My ‘silly’ hat has been fantastic. It may make me look a bit comical but it does an excellent job of keeping the sun off my head and shoulders. Even in the blistering heat of the Africa sun, I’ve only once used sun cream (I’ve always been reluctant to coat my skin with chemicals). When we get to the delta, the density of mosquitoes will increase exponentially so I will borrow some 100% strength DEET insect repellent from Leslie, one of the other English members of our group. I used some of Ruth’s 80% DEET repellent a few nights ago and it instantly stopped anything from landing on the exposed areas of my body that were covered in it. Ordinarily, it’s not a good idea to use such high percentage strengths of DEET repellent (especially so in children) but since it’s just for a couple of nights, I think it will be OK.

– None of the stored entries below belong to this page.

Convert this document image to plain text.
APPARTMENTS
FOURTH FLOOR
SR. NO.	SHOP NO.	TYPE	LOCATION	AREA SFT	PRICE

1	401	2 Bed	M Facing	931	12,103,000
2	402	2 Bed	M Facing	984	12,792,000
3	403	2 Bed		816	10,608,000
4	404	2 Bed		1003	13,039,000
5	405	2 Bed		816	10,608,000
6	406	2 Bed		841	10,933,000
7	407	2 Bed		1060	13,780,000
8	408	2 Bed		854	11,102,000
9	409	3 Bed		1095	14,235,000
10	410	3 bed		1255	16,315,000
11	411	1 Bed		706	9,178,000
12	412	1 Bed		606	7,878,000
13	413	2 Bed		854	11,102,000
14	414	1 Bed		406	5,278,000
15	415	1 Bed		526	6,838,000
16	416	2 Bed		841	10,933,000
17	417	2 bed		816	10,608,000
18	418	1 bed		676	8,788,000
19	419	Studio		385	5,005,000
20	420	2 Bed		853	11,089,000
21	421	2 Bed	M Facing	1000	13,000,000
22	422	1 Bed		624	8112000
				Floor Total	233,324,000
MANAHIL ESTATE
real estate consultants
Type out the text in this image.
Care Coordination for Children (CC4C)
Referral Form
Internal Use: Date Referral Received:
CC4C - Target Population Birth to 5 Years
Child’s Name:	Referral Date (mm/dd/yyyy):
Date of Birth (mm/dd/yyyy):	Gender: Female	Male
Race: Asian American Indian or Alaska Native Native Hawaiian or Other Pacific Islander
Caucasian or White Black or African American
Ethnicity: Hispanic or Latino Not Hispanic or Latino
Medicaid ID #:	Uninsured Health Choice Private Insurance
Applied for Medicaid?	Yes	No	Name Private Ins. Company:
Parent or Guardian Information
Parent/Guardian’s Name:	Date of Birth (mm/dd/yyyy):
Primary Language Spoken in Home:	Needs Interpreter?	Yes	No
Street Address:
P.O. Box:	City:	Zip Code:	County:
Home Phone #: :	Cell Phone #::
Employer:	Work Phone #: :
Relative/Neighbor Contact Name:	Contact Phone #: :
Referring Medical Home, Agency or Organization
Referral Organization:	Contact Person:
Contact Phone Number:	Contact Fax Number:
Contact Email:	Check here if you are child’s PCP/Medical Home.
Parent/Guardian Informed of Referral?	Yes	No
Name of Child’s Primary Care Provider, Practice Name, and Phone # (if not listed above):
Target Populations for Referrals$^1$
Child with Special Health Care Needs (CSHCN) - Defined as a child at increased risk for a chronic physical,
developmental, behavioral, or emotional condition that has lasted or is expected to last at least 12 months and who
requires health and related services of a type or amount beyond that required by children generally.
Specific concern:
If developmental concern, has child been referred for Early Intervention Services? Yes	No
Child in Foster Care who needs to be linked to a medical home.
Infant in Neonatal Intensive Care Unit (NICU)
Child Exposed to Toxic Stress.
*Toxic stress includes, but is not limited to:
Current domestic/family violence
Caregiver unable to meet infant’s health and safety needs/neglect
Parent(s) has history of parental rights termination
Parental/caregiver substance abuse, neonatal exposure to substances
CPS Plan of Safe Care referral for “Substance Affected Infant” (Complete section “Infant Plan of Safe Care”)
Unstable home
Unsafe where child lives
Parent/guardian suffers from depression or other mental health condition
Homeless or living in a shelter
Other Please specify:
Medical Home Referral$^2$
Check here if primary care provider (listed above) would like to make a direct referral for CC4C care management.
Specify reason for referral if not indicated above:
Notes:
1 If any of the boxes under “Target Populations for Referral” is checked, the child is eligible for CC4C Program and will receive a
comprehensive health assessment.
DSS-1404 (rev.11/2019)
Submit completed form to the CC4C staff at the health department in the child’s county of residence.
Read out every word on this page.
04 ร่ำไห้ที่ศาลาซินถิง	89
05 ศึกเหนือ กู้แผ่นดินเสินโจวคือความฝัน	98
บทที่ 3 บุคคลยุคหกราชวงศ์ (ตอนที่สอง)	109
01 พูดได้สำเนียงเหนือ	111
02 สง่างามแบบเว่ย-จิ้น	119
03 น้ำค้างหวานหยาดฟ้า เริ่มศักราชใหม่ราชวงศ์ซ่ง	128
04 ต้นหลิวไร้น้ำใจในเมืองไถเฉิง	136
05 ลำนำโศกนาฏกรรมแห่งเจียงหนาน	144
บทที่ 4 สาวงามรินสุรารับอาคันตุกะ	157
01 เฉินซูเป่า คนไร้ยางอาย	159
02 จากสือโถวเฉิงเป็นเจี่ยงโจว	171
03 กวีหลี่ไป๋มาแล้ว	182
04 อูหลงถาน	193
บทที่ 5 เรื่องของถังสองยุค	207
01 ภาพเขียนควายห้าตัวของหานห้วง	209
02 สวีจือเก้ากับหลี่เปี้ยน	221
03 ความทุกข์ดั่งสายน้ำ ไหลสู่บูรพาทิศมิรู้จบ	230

As usual, everyone in the truck is now sleeping. We all usually nod off after about an hour on the road. Whether this is due to the constant six o’clock wake ups or the persistent rattling and humming of the truck travelling down the road, I don’t know. It’s probably a combination of both.

We’ve not had to pay anything to cross any borders yet (with the exception of a R5 fee for the car at the Swaziland border) but this will change in a few days when we get to Zimbabwe. All the Brits on the truck will each have to fork over about $65 to cross over into that country (necessary since our trip terminates there) except for Kevin & Leslie who already obtained their visas in London. It will be one of the only places in the world that I’m aware of where they will not accept their own currency at their immigration border.